Christmas Eve, I cannot even imagine spending the entire day of Christmas Eve covering up my wife's murder.
And this was so shocking because she is beautiful.
She was about to have our baby in 2.5 seconds.
And to hear the news break that this woman was missing, and then you see her husband, and you immediately knew that he had something to do with it. And one of the things
that he's saying in his appeal, he is saying that there were many things going on in the neighborhood
that proved that somebody else committed this crime. The house across the street was broken into.
There were neighbors that said that they saw Lacey. The police investigated all of this and
none of these match, even though Scott's family is saying now but it points to
somebody else the police investigated this at the time and that is why his lawyer did not bring
these things up according to a jailhouse statement that was recorded one of the burglars said Lacey
he thinks Lacey saw them burglarizing the house they swear they burglarized the house on the 26th after Lacey went missing.

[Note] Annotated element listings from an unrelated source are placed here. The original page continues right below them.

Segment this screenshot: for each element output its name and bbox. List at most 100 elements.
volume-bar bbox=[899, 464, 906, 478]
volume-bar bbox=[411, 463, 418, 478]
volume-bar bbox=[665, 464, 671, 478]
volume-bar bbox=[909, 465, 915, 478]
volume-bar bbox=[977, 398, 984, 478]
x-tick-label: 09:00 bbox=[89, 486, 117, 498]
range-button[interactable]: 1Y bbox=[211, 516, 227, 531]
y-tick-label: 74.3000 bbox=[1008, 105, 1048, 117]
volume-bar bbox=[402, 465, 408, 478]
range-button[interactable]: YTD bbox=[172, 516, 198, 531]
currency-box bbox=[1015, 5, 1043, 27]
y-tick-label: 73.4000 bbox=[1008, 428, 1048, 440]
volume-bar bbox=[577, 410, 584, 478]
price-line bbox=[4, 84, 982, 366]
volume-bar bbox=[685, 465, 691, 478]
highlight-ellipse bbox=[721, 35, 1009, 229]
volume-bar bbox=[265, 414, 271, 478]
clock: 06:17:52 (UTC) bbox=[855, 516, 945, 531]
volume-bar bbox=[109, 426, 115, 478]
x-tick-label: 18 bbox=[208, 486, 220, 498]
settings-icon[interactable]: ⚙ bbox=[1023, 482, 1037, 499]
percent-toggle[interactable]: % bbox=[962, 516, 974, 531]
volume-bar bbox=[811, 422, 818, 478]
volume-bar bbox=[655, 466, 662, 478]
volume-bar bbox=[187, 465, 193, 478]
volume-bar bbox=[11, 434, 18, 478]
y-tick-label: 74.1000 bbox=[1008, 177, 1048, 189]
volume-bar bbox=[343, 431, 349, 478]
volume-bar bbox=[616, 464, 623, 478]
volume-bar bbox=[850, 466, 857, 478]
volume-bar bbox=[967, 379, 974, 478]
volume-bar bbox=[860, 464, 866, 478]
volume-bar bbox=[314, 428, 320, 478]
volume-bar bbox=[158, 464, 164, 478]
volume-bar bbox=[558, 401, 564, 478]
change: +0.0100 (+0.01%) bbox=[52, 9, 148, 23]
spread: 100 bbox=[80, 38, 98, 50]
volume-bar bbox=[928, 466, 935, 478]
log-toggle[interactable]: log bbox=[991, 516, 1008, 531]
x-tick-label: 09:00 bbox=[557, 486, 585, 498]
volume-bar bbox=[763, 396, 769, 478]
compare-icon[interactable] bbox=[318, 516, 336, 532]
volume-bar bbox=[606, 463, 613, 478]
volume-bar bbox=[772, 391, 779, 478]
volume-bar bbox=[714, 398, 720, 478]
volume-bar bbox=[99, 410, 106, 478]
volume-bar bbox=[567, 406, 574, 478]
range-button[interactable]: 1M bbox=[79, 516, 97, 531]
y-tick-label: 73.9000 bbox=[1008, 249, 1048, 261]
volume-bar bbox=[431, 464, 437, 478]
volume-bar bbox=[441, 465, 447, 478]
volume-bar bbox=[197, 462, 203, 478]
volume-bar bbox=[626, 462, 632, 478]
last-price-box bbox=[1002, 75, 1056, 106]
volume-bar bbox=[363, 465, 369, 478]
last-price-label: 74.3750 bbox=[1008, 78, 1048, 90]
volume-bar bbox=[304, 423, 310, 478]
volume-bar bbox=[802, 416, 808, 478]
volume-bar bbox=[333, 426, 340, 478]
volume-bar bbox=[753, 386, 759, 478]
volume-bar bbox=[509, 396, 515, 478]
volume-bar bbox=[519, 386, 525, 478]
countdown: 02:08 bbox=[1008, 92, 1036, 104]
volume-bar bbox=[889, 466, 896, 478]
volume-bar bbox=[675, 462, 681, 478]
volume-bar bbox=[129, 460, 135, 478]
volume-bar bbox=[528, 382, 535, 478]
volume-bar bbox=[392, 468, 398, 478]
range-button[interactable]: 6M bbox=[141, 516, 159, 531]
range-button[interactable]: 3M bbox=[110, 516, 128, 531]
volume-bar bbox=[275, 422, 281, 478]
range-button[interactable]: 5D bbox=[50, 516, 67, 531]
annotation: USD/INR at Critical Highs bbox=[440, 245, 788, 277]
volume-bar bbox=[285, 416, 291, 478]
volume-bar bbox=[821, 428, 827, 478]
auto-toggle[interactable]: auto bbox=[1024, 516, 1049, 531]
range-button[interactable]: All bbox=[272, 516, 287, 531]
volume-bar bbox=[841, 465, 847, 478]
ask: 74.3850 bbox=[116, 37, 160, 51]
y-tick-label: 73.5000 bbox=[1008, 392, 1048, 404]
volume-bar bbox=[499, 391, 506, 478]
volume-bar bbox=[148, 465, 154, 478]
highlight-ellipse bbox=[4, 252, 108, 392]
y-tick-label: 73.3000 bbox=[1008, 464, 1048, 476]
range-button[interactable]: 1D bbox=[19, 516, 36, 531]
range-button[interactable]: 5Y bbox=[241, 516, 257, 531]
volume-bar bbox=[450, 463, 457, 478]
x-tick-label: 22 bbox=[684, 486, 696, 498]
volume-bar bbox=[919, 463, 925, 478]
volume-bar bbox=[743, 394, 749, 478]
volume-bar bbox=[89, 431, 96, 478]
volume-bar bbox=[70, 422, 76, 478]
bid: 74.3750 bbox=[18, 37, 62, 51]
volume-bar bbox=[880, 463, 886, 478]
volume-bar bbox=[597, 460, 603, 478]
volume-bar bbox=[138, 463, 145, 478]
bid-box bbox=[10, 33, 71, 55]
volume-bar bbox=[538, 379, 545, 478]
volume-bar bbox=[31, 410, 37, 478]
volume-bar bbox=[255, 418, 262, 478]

The defense is bringing up a lot of evidence. After six appeals, will this be the one to free
Scott Peterson? Listen to our friends at Fox News, Laura Engel. We know why he did it, to get out of
the life he had and start a new one with a woman he was having an affair with, Amber Frye.
We all remember this.
The discovery of his affair with Frye
was really the turning point in the case
after Lacey Peterson was reported missing.
As a group of experts discusses in the one hour special Sunday
where we look at an interview he gave before his arrest,
Scott Peterson never really seemed overly concerned
about finding his wife.
That was something that stuck out to all of us.
But after the bodies of Lacey and their unborn son Connor Connor, washed ashore where he said he was fishing the day
she was missing, he was quickly arrested in San Diego under suspicious circumstances. He had way
too much stuff to be just casually going out of town. That was being prepared to be on the run
for a while. They catch him. They got him. They're taking him in. He says, I've heard that there were bodies.
Tell me it wasn't them. He knows that it's them. We wait for justice to unfold. Nancy Grace, Crime Stories, signing off. Goodbye, friend.